Some of the biggest news in golf came from spontaneous moments.

Jack Nicklaus was on his way home from a design project in Spain when he stopped in London for a brief chat with the media. He was asked about the British Open at St. Andrews, and Nicklaus said it would be his final major championship. And this time, he meant it.

PGA Tour commissioner Tim Finchem was walking to the clubhouse during the finals of the Match Play Championship when he was asked an innocuous question about the future at La Costa Resort, which always seems to be under water. Out of the blue, he tipped his hand about massive changes in store for golf.

"We're looking at a lot of different things in the schedule," he said. "It's time to take a look at a number of parts of the schedule to see if we can make it more compelling."

Golf is always full of surprises, especially outside the ropes. Here are some other moments that went beyond birdies and bogeys, green jackets and pink skirts:

It is not unusual for players to help each other with tips, whether on the range or during a practice round.

Michael Campbell was playing with Vijay Singh at Pinehurst No. 2 early in the week of the U.S. Open when they got to the 15th hole. Campbell sought the advice of a three-time major champion on how to play the bunker shot.

"He told me to get your hands ahead of the ball and hit a floaty, running shot," Campbell said. "It pops out and high and floats, so there's no check spin."

On the last day of the tournament, Campbell had a two-shot lead when he hit into the bunker on No. 15. Using the tip from Singh, he blasted out to 6 feet to save par, the pivotal shot in his first major title.

Campbell did not see Singh again until they were at St. Andrews for the British Open. As they passed each other on the range, Campbell smiled and said, "Hey, thanks for the tip."

David Duval brought his family to St. Andrews for the British Open, but got off to a late start when he tweaked his back and had to spend an hour in the fitness trailer before his first practice round. He joined his group on the fourth hole, and was walking up the fairway when he stopped and took from his bag what appeared to be a range finder.

It was a digital camera.

Duval paused and took pictures of his stepsons on the Old Course -- Deano standing beside a pot bunker, Nick on the tee with Fred Couples and Davis Love III. Duval never looked more at ease.

He had another tough year, with more rounds in the 80s than the 60s.

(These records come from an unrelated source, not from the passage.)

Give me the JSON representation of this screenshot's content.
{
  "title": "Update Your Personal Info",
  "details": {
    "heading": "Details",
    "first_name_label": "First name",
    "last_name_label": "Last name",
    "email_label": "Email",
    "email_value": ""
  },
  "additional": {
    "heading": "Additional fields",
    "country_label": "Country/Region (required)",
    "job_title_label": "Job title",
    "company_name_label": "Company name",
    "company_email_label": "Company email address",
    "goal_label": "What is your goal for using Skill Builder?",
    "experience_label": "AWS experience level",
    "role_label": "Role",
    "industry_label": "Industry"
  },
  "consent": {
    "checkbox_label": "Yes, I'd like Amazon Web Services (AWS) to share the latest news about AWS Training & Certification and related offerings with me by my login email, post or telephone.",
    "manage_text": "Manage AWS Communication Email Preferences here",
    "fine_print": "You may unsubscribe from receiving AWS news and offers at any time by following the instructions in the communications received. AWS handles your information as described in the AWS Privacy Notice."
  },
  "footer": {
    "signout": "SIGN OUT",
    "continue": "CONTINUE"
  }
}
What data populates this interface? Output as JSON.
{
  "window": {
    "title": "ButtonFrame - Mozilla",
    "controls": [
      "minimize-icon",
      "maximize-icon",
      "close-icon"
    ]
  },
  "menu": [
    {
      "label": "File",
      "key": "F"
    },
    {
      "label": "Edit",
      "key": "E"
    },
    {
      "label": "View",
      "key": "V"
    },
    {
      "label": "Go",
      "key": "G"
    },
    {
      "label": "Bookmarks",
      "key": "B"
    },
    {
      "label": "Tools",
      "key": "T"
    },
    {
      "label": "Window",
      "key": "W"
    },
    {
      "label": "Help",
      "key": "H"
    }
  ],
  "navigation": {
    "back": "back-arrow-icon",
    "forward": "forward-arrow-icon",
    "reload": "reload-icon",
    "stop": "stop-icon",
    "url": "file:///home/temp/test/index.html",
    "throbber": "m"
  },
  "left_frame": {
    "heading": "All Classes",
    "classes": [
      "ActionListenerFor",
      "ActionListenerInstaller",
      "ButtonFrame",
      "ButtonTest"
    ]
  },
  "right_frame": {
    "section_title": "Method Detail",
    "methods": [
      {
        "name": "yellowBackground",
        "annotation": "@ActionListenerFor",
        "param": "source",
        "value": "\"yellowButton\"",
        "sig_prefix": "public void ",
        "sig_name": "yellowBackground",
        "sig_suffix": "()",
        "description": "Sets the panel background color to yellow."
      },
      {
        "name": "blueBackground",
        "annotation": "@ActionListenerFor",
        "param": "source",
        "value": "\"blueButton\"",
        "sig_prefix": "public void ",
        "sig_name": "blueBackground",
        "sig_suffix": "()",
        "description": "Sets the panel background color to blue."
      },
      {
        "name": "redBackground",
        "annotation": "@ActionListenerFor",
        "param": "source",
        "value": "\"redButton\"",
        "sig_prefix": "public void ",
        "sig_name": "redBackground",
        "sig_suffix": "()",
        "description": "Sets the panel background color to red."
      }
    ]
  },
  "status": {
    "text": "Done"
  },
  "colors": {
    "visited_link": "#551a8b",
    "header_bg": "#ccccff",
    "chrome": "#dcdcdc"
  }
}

But on that day, Duval showed he is far from miserable on the golf course.

The relationship between Tiger Woods and Sergio Garcia can best be described as curt, and the 25-year-old Spaniard is not afraid to get under Woods' skin. That much was clear at The Players Championship.

The tour has a policy that practice rounds cannot start on the back nine after 8:30 a.m., but Garcia squeezed in front of Woods and Retief Goosen on Wednesday. Woods, who tees off at dawn and tries to finish before breakfast, found himself waiting on nearly every shot.

Worse yet, Kenny Mayne of ESPN joined Garcia for some fun on camera the last few holes.

"I'm going to hold up play for Tiger," Mayne said to Garcia as he took an extra putt on the 18th.

"Yeah, they're loving it," Garcia said.

Garcia is a friend of Goosen, and waited for him behind the green. As they chatted, Woods came over to shake Goosen's hand.

He never looked at Garcia, standing a shoulder's length away.

Robert Allenby had not played Doral in four years. He was walking by a row of lockers looking for the gold plate with his name on it when he gave up and asked the attendant, who showed him a locker with his name written on masking tape.

"You must have been one of the late entries, but we're working on it," the attendant told him. "We should have it up this afternoon, don't you worry. But it's great to see you again. We've missed you the last few years. It's great to have you back here."

Allenby was impressed with such star treatment, and was leaving to eat lunch when the attendant called after him.

"Oh, by the way Stuart, you get the upper and lower lockers," he said.

Allenby and Stuart Appleby are best friends from Australia who often are mistaken for each other, for no reason other than the spelling of their names.

Tiger Woods wasn't playing his best at Bay Hill, and he knew it. Waiting on the tee at the par-3 17th toward the end of the third round, he muttered to himself, "I (stink). I'll probably miss the cut next week."

Someone standing next to the tee reminded Woods that he since he left Stanford after two years and didn't get his degree, he was stuck playing golf for a living.

"I could always go to night school," Woods replied.

And what would be his major? Something like economics?

Woods smiled when he heard this.

"I don't need economics," he said. "That's why I left school in the first place."

Predictions can be a dangerous business in golf, although Adam Scott nailed one.

He was at the Sony Open discussing his plans for the early part of the season when someone asked why he was taking a month off from the PGA Tour.

"For a tour that tries to follow the sun, it seems we play under water a lot of the time," Scott said.

While there were weather issues on the West Coast, rain wasn't a factor until Scott returned to the PGA Tour at the Nissan Open, where only 36 holes were completed. Six of the next eight tournaments were delayed by rain, and Scott played in five of them.

Scott, by the way, won the Nissan Open in a playoff. But because it was only 36 holes, the PGA Tour didn't count it as an official victory. That means the 25-year-old Aussie did not qualify for the season-opening Mercedes Championships next week at Kapalua.

That's too bad. The weather is supposed to be gorgeous.